Written and directed by Wesley Taylor and Alex Wyse, the horror comedy SUMMONING SYLVIA is ridiculous and absolutely fabulous. Three friends kidnap their engaged bestie Larry for a bachelor weekend in a haunted house. The property’s history, and a witchy book of spells, call for a seance. Duh. The group summons the former owner and her son to find out what happened to them. Things get extra spooky when the groom-to-be’s future military brother-in-law shows up. It’s not just the spirits causing trouble. (pun intended)
Magnificent editing from Sara Corrigan keeps the audience on its toes. We jump through time in a single pan of the camera. Bravo to the choreography in these particular scenes.
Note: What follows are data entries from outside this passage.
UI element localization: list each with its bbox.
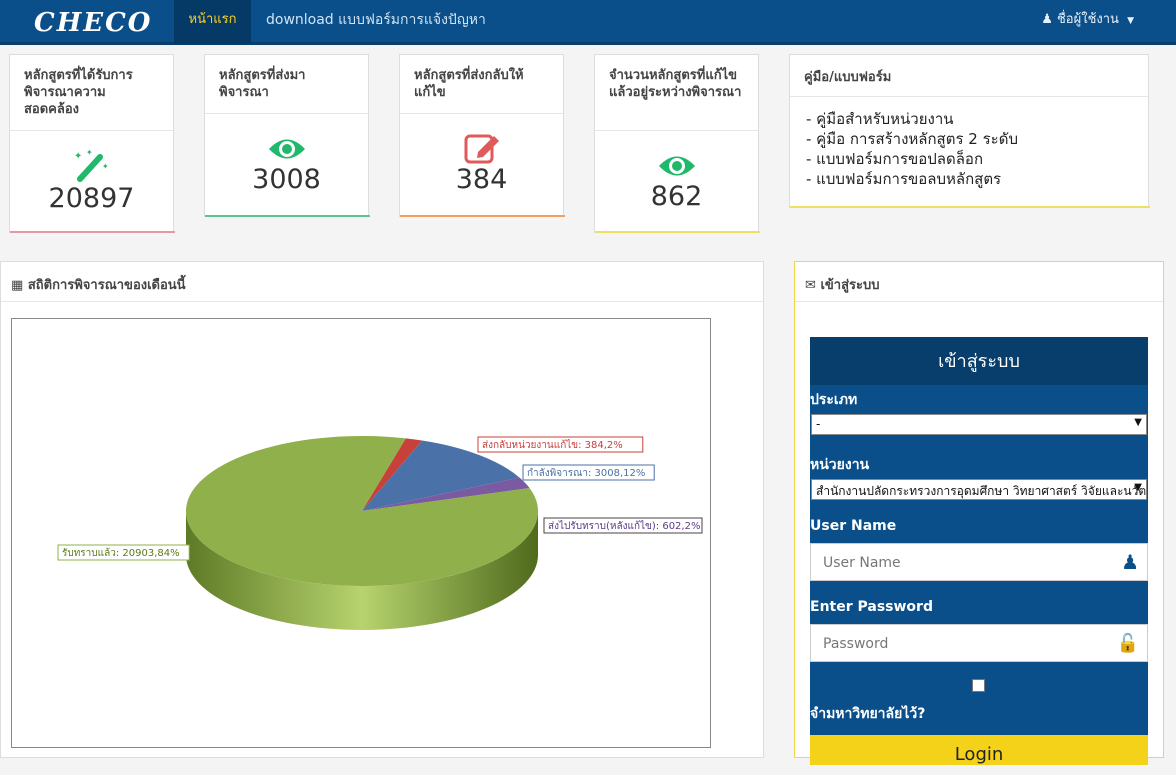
password-label: Enter Password: [810, 599, 933, 615]
card-accent-bar: [10, 231, 175, 233]
nav-download-link[interactable]: download แบบฟอร์มการแจ้งปัญหา: [266, 12, 486, 28]
password-input[interactable]: Password 🔓: [810, 624, 1148, 662]
pie-label: กำลังพิจารณา: 3008,12%: [527, 468, 645, 479]
card-accent-bar: [400, 215, 565, 217]
login-title: เข้าสู่ระบบ: [810, 337, 1148, 385]
card-title: หลักสูตรที่ได้รับการพิจารณาความสอดคล้อง: [10, 55, 173, 131]
agency-label: หน่วยงาน: [810, 457, 870, 473]
unlock-icon: 🔓: [1116, 633, 1139, 654]
type-label: ประเภท: [810, 392, 858, 408]
card-value: 3008: [252, 164, 321, 195]
login-header-text: เข้าสู่ระบบ: [820, 278, 880, 293]
pie-label-box: [543, 517, 703, 534]
pie-label: ส่งกลับหน่วยงานแก้ไข: 384,2%: [482, 439, 623, 451]
chart-frame: รับทราบแล้ว: 20903,84% ส่งกลับหน่วยงานแก้…: [11, 318, 711, 748]
magic-wand-icon: ✦ ✦ ✦: [74, 148, 109, 182]
manual-title: คู่มือ/แบบฟอร์ม: [790, 55, 1148, 97]
remember-label: จำมหาวิทยาลัยไว้?: [810, 706, 926, 722]
username-input[interactable]: User Name ♟: [810, 543, 1148, 581]
login-button[interactable]: Login: [810, 735, 1148, 765]
stats-panel: ▦ สถิติการพิจารณาของเดือนนี้ รับทราบแล้ว…: [0, 261, 764, 758]
chevron-down-icon: ▼: [1134, 482, 1142, 493]
card-value: 20897: [48, 183, 135, 214]
password-placeholder: Password: [823, 636, 889, 652]
stat-card-returned: หลักสูตรที่ส่งกลับให้แก้ไข 384: [399, 54, 565, 217]
eye-icon: [658, 156, 695, 176]
envelope-icon: ✉: [805, 278, 816, 293]
chevron-down-icon: ▼: [1127, 16, 1134, 26]
pie-side: [186, 511, 538, 630]
stat-card-pending-revision: จำนวนหลักสูตรที่แก้ไขแล้วอยู่ระหว่างพิจา…: [594, 54, 760, 233]
brand-logo[interactable]: CHECO: [34, 8, 153, 38]
card-value: 384: [455, 164, 508, 195]
pie-slice: [362, 477, 530, 511]
user-icon: ♟: [1121, 550, 1139, 574]
login-panel-header: ✉ เข้าสู่ระบบ: [795, 262, 1163, 302]
agency-select-value: สำนักงานปลัดกระทรวงการอุดมศึกษา วิทยาศาส…: [816, 484, 1147, 498]
manual-link[interactable]: - คู่มือ การสร้างหลักสูตร 2 ระดับ: [806, 130, 1018, 148]
pie-slice: [185, 436, 538, 586]
top-navbar: CHECO หน้าแรก download แบบฟอร์มการแจ้งปั…: [0, 0, 1176, 45]
type-select[interactable]: - ▼: [811, 414, 1147, 435]
manual-link[interactable]: - คู่มือสำหรับหน่วยงาน: [806, 110, 954, 128]
login-form: เข้าสู่ระบบ ประเภท - ▼ หน่วยงาน ▼ สำนักง…: [810, 337, 1148, 765]
agency-select[interactable]: ▼ สำนักงานปลัดกระทรวงการอุดมศึกษา วิทยาศ…: [811, 479, 1147, 500]
card-title: หลักสูตรที่ส่งกลับให้แก้ไข: [400, 55, 563, 114]
card-accent-bar: [790, 206, 1150, 208]
username-placeholder: User Name: [823, 555, 901, 571]
nav-home-tab[interactable]: หน้าแรก: [174, 0, 251, 44]
pie-slice: [362, 438, 423, 511]
card-title: หลักสูตรที่ส่งมาพิจารณา: [205, 55, 368, 114]
pie-chart: รับทราบแล้ว: 20903,84% ส่งกลับหน่วยงานแก้…: [57, 436, 703, 630]
svg-text:✦: ✦: [74, 151, 82, 162]
pie-label-box: [57, 544, 190, 561]
card-accent-bar: [595, 231, 760, 233]
svg-text:✦: ✦: [102, 162, 109, 171]
calendar-icon: ▦: [11, 278, 24, 293]
eye-icon: [268, 139, 305, 159]
pie-label-box: [477, 436, 644, 453]
type-select-value: -: [816, 417, 821, 431]
pie-slice: [362, 440, 520, 511]
card-value: 862: [650, 181, 703, 212]
pie-label: ส่งไปรับทราบ(หลังแก้ไข): 602,2%: [548, 520, 700, 532]
manual-link[interactable]: - แบบฟอร์มการขอปลดล็อก: [806, 150, 984, 168]
stat-card-submitted: หลักสูตรที่ส่งมาพิจารณา 3008: [204, 54, 370, 217]
chevron-down-icon: ▼: [1134, 417, 1142, 428]
stat-card-approved: หลักสูตรที่ได้รับการพิจารณาความสอดคล้อง …: [9, 54, 175, 233]
user-menu[interactable]: ♟ ชื่อผู้ใช้งาน ▼: [1041, 0, 1134, 44]
manual-card: คู่มือ/แบบฟอร์ม - คู่มือสำหรับหน่วยงาน -…: [789, 54, 1150, 208]
user-icon: ♟: [1041, 12, 1053, 27]
pie-label-box: [522, 464, 655, 481]
user-name: ชื่อผู้ใช้งาน: [1056, 12, 1119, 27]
manual-link[interactable]: - แบบฟอร์มการขอลบหลักสูตร: [806, 170, 1002, 188]
stats-panel-header: ▦ สถิติการพิจารณาของเดือนนี้: [1, 262, 763, 302]
remember-checkbox[interactable]: [972, 679, 985, 692]
card-accent-bar: [205, 215, 370, 217]
svg-text:✦: ✦: [86, 148, 93, 157]
card-title: จำนวนหลักสูตรที่แก้ไขแล้วอยู่ระหว่างพิจา…: [595, 55, 758, 131]
stats-title: สถิติการพิจารณาของเดือนนี้: [27, 278, 186, 293]
edit-icon: [464, 134, 499, 164]
pie-label: รับทราบแล้ว: 20903,84%: [62, 547, 180, 559]
manual-list: - คู่มือสำหรับหน่วยงาน - คู่มือ การสร้าง…: [790, 97, 1148, 201]
username-label: User Name: [810, 518, 897, 534]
Makeup and costumes from both eras are fantastic. The dialogue is so quippy. It’s fun, heartfelt, and surprisingly deep.
The cast’s chemistry is spectacular. Michael Urie is Jamie, Larry’s fiance. He’s the most down-to-earth of the bunch, with the better part of his screen time in sequences over the phone. Urie can do no wrong in my book. Veanne Cox is Sylvia. Her performance is frightening and downright brilliant. I would watch a stand-alone film on her character.
Noah J. Ricketts is Kevin, the dimmest bulb in the group. His relentlessly horny energy is a fun addition. Opposites attract in this friend group. Troy Iwata is Reggie, the type A of the group. Reggie’s meticulously planned itinerary gets wrecked with the appearance of the very straight Harrison. Iwata’s annoyed bitchy attitude (and rightfully so) made me love him even more.
Nicholas Logan plays Harrison. His overtly masculine energy, physical discomfort, and aggressive nature are a perfect foil for our four friends. His aura forces the audience to take stock of microaggressions and outright bigotry. Logan handles the distasteful behavior like a champ, and Harrison’s arch is a nuanced breath of fresh air.
Frankie Grande as Nico and Travis Coles as Larry are hysterical. Grande’s every beat is delicious. I found my eye seeking him in each frame, and he did not disappoint. He fills every possible moment with specificity, I guffawed. Coles brings mother energy and fierceness like no other. I wanted to have drinks and karaoke with him immediately. I am requesting a Grande-Coles buddy comedy asap.
SUMMONING SYLVIA is one of the funniest queer films of the year. As a theatre girl, I was in my element. I knew these characters. The film’s climax has a dual purpose that beautifully mirrors life and the afterlife. The finale is celebratory. Do not miss this hell of a good time.